Dans l’histoire de la photographie, les représentations d’un pays en temps de paix sont curieusement anachroniques. Ce que l’on a appelé l’humanisme dans la photographie d’après guerre en est un exemple célèbre : il s’en dégage une forme de nostalgie, comme si le temps de paix était toujours reclus dans le confort des souvenirs. C’est l’un des sujets les plus difficiles pour un photographe. Car quels symboles choisir, comment ne pas détourner son propos vers l’anecdote, comment, en un mot, établir un présent du temps de paix ? Marie-Noëlle Boutin fait partie des photographes qui travaillent aujourd’hui cette question en se confrontant à un défi : intensifier des situations dont les images sont anodines. L’artiste nous permet ainsi de reconnaître une forme d’expérience dissimulée sous les apparences du familier.

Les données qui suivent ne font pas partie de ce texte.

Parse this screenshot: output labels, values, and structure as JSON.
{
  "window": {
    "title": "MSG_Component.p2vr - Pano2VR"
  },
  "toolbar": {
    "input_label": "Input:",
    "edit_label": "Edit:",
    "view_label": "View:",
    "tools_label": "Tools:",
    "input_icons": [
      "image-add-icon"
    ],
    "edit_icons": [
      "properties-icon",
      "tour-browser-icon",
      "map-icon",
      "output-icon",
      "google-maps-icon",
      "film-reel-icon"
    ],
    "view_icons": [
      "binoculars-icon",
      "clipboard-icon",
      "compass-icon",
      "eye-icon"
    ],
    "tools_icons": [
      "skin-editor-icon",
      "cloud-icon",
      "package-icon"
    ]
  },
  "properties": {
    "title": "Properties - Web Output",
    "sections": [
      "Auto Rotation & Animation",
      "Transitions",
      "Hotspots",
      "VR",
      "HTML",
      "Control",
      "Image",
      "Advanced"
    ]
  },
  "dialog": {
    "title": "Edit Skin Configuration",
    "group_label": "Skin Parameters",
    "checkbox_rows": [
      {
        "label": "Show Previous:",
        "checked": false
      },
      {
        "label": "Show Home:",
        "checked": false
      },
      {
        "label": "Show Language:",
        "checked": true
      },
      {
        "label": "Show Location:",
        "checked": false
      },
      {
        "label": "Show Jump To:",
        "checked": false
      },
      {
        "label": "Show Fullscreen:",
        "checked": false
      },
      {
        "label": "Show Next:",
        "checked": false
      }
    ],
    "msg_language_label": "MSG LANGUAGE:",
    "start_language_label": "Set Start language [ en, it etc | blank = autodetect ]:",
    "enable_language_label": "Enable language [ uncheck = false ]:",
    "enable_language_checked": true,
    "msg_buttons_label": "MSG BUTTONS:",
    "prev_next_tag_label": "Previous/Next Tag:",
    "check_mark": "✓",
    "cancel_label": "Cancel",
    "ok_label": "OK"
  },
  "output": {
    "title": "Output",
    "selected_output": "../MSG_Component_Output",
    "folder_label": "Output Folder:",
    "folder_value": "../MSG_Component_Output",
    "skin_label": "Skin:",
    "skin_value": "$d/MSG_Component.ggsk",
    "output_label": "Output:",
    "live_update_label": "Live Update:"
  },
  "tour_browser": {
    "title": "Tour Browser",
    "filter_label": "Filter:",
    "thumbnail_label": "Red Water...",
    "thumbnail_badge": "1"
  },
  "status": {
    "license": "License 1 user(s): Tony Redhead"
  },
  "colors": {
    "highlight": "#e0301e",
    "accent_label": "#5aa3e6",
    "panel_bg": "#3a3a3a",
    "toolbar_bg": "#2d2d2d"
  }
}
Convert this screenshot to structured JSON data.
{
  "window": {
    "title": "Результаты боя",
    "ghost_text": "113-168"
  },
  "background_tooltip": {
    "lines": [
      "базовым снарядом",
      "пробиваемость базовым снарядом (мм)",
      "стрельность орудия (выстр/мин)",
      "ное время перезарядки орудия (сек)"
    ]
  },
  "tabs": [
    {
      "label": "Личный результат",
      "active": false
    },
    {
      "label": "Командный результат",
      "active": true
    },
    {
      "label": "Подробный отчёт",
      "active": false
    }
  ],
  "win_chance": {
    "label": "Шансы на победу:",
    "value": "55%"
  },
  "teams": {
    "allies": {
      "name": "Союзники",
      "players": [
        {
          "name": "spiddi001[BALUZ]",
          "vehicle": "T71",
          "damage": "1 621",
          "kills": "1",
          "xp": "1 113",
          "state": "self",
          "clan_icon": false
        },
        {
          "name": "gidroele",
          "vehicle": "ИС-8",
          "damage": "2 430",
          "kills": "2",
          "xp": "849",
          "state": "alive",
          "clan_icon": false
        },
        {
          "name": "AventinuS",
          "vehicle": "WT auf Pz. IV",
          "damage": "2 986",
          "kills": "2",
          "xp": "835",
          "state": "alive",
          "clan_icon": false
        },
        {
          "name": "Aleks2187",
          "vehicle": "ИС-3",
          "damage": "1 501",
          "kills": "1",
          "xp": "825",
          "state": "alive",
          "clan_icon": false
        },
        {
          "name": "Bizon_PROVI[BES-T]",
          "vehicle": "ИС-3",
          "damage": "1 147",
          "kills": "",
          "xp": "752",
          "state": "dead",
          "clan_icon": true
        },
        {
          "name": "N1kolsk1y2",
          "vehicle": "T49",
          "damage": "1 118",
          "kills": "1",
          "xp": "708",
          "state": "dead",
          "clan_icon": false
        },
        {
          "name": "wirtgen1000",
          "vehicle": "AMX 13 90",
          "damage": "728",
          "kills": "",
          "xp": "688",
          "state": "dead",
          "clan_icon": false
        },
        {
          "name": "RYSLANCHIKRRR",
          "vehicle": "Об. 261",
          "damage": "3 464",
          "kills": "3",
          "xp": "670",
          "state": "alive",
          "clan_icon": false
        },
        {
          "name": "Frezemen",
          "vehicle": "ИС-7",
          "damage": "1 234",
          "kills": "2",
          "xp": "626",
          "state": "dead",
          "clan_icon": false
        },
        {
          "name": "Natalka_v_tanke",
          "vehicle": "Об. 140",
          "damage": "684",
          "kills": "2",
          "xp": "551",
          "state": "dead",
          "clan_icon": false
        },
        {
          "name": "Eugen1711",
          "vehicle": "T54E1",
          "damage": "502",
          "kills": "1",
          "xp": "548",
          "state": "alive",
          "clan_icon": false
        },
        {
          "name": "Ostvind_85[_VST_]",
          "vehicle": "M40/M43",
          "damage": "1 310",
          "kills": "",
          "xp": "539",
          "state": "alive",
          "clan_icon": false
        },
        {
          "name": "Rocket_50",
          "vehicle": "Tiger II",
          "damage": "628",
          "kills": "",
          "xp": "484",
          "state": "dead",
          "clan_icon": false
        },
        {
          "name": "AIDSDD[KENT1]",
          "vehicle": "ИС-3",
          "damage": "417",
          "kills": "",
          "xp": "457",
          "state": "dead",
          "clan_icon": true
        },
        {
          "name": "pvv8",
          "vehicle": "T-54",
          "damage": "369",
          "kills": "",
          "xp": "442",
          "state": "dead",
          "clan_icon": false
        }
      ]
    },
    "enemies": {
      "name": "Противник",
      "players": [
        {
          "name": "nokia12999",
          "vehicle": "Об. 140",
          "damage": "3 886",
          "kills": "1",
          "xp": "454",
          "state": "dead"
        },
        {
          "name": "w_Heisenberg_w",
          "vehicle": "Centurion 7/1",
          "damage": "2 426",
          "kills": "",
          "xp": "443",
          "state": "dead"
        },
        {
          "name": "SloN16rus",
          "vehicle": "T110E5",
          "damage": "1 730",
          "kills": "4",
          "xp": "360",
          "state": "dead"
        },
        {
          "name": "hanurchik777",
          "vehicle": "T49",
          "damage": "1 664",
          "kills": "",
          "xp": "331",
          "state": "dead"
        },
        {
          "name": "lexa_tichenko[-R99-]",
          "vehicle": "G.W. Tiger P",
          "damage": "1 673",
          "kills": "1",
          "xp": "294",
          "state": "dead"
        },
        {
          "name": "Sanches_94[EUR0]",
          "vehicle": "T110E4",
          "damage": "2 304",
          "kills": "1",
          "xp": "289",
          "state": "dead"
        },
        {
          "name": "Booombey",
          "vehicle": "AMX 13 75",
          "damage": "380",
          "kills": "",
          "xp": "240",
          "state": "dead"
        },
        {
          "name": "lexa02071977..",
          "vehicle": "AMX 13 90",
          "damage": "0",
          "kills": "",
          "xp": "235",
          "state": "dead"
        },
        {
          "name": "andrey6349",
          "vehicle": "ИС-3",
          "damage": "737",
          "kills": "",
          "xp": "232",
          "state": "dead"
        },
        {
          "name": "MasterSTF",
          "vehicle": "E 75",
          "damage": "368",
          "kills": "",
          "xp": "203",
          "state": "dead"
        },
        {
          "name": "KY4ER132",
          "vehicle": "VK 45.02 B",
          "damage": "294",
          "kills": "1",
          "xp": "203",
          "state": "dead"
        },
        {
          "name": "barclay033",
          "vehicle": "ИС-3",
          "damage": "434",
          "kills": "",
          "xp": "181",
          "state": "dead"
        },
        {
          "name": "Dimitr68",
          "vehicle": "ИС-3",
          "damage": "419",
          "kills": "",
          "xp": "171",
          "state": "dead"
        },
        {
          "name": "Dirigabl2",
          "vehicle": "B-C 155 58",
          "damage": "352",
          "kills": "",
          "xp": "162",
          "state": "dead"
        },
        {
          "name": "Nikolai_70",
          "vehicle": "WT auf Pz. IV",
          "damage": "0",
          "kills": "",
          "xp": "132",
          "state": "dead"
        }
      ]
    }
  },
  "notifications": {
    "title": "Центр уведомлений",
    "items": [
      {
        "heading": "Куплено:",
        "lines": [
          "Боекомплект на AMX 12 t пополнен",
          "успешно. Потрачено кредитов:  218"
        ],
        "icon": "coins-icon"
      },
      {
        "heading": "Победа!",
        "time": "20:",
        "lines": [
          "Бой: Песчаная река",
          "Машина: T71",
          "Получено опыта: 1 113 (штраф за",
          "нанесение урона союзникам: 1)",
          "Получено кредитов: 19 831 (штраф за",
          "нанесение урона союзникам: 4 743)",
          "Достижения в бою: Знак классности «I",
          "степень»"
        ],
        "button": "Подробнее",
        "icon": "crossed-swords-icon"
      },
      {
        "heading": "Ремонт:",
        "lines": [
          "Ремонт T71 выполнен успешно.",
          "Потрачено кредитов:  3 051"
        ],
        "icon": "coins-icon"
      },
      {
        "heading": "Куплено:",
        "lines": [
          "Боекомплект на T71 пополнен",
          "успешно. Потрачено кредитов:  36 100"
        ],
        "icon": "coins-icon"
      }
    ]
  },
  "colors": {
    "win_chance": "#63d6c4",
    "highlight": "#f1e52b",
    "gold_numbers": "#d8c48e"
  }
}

extrait de Man's land, ouvrage publié aux éditons Filigranes, pour un regard sur sa fabrication.

Marie Noëlle Boutin expose ses Histoires courtes au Musée des beaux arts de Dunkerque jusqu’au 27 juin 2011. Au musée 28 photos réalisées pendant son année de résidence dans la ville de Dunkerque et dans la ville sur les murs, un parcours (le 3eme parcours en réalité) constitué de photos grand format accrochées sur les façades des immeubles.